The head-spinning politics of the "Purge" franchise

Of course, he does not succeed, and the film follows him and a largely Black cast of Staten Islanders as they attempt to escape the Purge night’s violence. Of all the “Purge” films, “The First Purge” most directly acknowledges the ugly reality that many Americans would no doubt use such an opportunity to vent their racial animus in horrific and violent ways. An indelible, disturbing image of Noel choking the life from a white stormtrooper in a Sambo mask hits far harder than similar agitprop from across the series. The filmmakers clearly grasp, for the first time, that without nailing the “humanity” part of “inhumanity,” depicting it is ultimately just an exercise in morbid juvenilia. Which brings us to “The Forever Purge.” Like its predecessors, the newest “Purge” flick gleefully prods at raw wounds in the American psyche, depicting societal tensions as the basis for grisly violence. And it does so while providing an allegory more explicit than any film in the series thus far.
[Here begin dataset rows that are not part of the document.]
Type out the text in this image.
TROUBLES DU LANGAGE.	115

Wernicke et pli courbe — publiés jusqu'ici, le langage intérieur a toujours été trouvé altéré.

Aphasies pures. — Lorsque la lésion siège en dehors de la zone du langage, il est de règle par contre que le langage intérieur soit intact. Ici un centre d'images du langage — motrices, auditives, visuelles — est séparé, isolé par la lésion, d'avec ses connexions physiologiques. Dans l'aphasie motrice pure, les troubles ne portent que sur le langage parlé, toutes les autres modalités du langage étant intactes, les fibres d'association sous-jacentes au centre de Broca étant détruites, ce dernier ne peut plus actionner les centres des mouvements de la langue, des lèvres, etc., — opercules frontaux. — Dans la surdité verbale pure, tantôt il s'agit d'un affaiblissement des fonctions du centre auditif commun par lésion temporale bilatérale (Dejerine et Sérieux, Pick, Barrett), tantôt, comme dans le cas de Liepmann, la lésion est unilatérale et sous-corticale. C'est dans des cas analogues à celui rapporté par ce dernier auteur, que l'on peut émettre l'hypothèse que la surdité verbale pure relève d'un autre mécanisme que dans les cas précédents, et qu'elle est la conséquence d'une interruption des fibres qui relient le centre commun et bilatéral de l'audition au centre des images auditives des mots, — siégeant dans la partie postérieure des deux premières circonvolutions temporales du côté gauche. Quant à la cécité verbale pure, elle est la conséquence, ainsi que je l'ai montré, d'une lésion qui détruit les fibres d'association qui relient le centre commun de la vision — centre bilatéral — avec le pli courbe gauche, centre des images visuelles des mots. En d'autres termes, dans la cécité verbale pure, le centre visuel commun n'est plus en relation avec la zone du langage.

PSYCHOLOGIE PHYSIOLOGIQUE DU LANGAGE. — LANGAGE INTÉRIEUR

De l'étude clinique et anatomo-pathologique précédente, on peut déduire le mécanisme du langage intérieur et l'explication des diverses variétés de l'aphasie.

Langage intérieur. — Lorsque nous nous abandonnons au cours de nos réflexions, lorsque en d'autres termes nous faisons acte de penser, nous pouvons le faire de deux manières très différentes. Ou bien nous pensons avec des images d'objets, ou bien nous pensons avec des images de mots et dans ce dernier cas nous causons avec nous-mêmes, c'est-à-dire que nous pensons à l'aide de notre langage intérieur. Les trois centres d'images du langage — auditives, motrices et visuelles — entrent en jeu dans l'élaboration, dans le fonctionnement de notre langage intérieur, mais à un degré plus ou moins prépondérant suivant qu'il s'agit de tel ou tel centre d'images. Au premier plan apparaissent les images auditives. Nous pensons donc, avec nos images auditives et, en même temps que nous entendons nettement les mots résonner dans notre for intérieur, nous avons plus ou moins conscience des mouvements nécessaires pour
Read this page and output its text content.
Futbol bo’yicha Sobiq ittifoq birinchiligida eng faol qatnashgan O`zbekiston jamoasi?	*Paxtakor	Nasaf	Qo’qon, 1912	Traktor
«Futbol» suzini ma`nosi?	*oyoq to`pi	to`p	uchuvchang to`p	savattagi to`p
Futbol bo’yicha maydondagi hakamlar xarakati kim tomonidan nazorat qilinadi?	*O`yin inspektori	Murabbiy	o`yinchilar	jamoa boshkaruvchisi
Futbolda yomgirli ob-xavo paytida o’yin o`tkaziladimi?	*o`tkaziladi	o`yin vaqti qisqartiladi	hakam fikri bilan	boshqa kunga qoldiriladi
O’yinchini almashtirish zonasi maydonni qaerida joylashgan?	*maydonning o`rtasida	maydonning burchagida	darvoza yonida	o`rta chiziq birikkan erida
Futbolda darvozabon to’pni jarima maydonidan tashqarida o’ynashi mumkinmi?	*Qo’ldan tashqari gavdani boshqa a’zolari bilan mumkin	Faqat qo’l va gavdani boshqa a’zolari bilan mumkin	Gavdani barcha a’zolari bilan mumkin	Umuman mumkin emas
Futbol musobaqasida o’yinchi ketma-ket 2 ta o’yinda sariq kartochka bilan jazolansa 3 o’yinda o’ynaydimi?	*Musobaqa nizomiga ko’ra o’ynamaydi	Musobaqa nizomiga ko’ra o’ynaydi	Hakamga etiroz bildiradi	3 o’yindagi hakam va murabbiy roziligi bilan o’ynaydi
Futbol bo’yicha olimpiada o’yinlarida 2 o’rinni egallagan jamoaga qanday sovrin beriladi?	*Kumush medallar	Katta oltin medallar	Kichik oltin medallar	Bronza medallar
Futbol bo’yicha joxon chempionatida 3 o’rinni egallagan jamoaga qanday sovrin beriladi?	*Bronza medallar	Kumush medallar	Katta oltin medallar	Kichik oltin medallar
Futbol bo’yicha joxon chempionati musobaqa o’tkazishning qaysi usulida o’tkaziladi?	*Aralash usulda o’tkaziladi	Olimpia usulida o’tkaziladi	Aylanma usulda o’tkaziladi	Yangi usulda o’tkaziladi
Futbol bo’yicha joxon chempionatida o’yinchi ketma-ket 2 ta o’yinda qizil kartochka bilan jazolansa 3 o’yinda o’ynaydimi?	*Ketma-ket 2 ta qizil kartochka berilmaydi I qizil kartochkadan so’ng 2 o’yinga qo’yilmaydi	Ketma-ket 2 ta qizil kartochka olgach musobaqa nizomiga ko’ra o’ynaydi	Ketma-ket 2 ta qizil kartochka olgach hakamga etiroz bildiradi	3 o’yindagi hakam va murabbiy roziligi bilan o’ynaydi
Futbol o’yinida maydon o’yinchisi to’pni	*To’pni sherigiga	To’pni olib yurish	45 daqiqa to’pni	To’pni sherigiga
In a town on the northern side of the U.S.-Mexico border, racist paramilitary groups keep the annual violence going past its legally-sanctioned window in an attempt to rid American society of non-whites. A Hallmark-handsome family of white ranchers with a pregnant matriarch and their Mexican migrant colleagues then must make a treacherous border crossing to Mexico to escape the violence, in a predictable inversion of the typical North American refugee narrative.